Today’s Senate hearing on online video was interesting for a few reasons. The most important of these, to me, was that no one questioned whether the Internet was the future of video. It’s apparent to most observers by now that it is. Just a few years ago Mark Cuban was saying that online video at scale was economically and technologically impossible. He’s still defending his thesis but in the meantime the explosive growth of Netflix, Amazon Prime Video, and so forth has put lie to the claim that the Internet can’t support the amount of high-quality video people want to watch. Traditional one-to-many video delivery (broadcast and cable, mostly) still has an edge for delivering live programs, but no one ever said that online video would compete with traditional video by imitating its model. If online video becomes dominant then on-demand will probably be dominant along with it.
There were no programmers at the hearing. And there were no cable or satellite program distributors, and no broadcasters, either. Instead, the hearing was about the future of video, not the present or past, and that means companies like Microsoft (represented by Blair Westlake), Amazon (represented by Paul Misener), and IAC (a company that controls many online video services like Vimeo and Aereo, represented by Barry Diller). Neilson (represented by Susan Whiting) was there, too, to give some insight into how it measures online video usage and how it sees the industry evolving.
The three Internet companies were united about a few things. They all recognized that they need an open Internet, and access to consumers, to succeed. All of them made some mention, even if oblique, of net neutrality, usage caps, or both. Microsoft said that broadband providers should not adopt policies that discourage Internet use, and Amazon encouraged policymakers to monitor usage caps. But Microsoft and Amazon both triangulated a little. They both see online video as the future but value their current relationships with incumbents, both for access to content and for access to customers.
Diller, however, was less coy. He pointed out that the Internet is “ready now” to be a video delivery platform that is equal to cable, broadcast, and satellite, and went through some of the issues that are standing in its way. He spoke convincingly on many points, and I’d like to repeat two of them.
First, many Senators are concerned about the high cost of cable.
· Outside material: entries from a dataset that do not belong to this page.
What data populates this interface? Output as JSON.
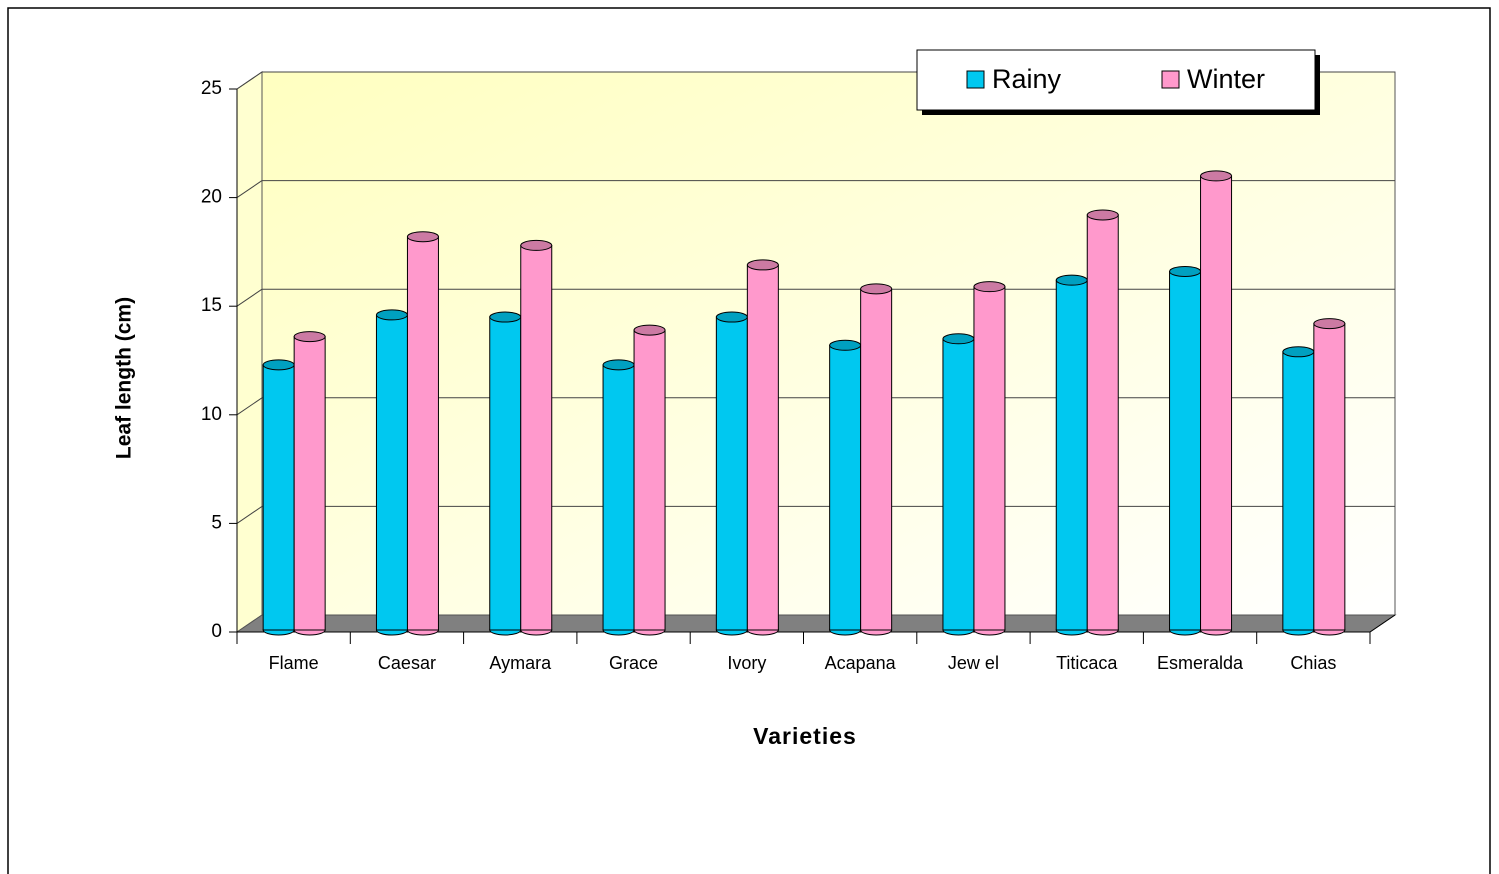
{
  "chart_data": {
    "type": "bar",
    "xlabel": "Varieties",
    "ylabel": "Leaf length (cm)",
    "categories": [
      "Flame",
      "Caesar",
      "Aymara",
      "Grace",
      "Ivory",
      "Acapana",
      "Jew el",
      "Titicaca",
      "Esmeralda",
      "Chias"
    ],
    "series": [
      {
        "name": "Rainy",
        "color": "#00c8f0",
        "values": [
          12.3,
          14.6,
          14.5,
          12.3,
          14.5,
          13.2,
          13.5,
          16.2,
          16.6,
          12.9
        ]
      },
      {
        "name": "Winter",
        "color": "#ff99cc",
        "values": [
          13.6,
          18.2,
          17.8,
          13.9,
          16.9,
          15.8,
          15.9,
          19.2,
          21.0,
          14.2
        ]
      }
    ],
    "ylim": [
      0,
      25
    ],
    "yticks": [
      0,
      5,
      10,
      15,
      20,
      25
    ],
    "grid": true,
    "legend": "top-right"
  }
}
Usually the focus here is on how increased competition could drive down prices. But Diller discussed how the very structure of the current cable/broadcast system, as distinct from its competitiveness, keeps prices high. The bundled nature of cable offerings means that most people pay for programs they don’t want. Bundles can make sense for consumers up to a point but not when you have to pay for the entire grocery store just to get a dozen eggs and some orange juice. He also pointed to some of the redundancies in the current overly-complex video distribution system. Consumers pay to support not just program creators but several other layers of middlemen–networks, affiliates, and cable systems, most often. When there are at least three middlemen between creators and viewers prices are bound to creep ever-upward.
Second, he gave the best defense of Aereo I’ve heard, and it relates not to technical arguments about copyright law but to the role of broadcasters. Diller reminded the Senators that broadcasters are given free use of the public airwaves with one condition–that they serve the public interest. The most important, and oddly overlooked part of this is that they are expected to provide free service to the public. But in recent years they’ve grown addicted to retransmission consent fees paid by cable and pay satellite TV systems, and consequently value their (indirectly) paying viewers a lot more than their over-the-air viewers. Given this you can understand why a broadcaster would be upset about a service like Aereo, that makes it easier for viewers to watch TV over-the-air by providing a remote antenna. But understanding is not agreeing and when it comes down to it, if broadcasters want to become cable networks they have that option. They should not have it both ways, operating on the business side like ESPN or Comedy Central but continuing their free ride on the airwaves, which are multi-billion dollar public assets, just to give themselves negotiating leverage with the pay TV systems they really care about.
I shall conclude with bipartisan praise. Though I disagree with his specific video reform bill, Senator DeMint understands very well how the current regulatory structure that shapes the video marketplace coddle incumbents and discourages new entry. And Senator Rockefeller showed today that he understands that competition shouldn’t just be promoted for its own sake, but to improve the lives of citizens by giving them greater control over what they watch, giving them better choices, and saving them money. Overall this was a valuable hearing, and I hope it will be the first of many, to tackle the future of video distribution. There are a lot of tricky policy, legal, and business issues that need to be worked out, and that need a higher profile. Hearings like this are one of the best ways to get policymakers to start paying attention.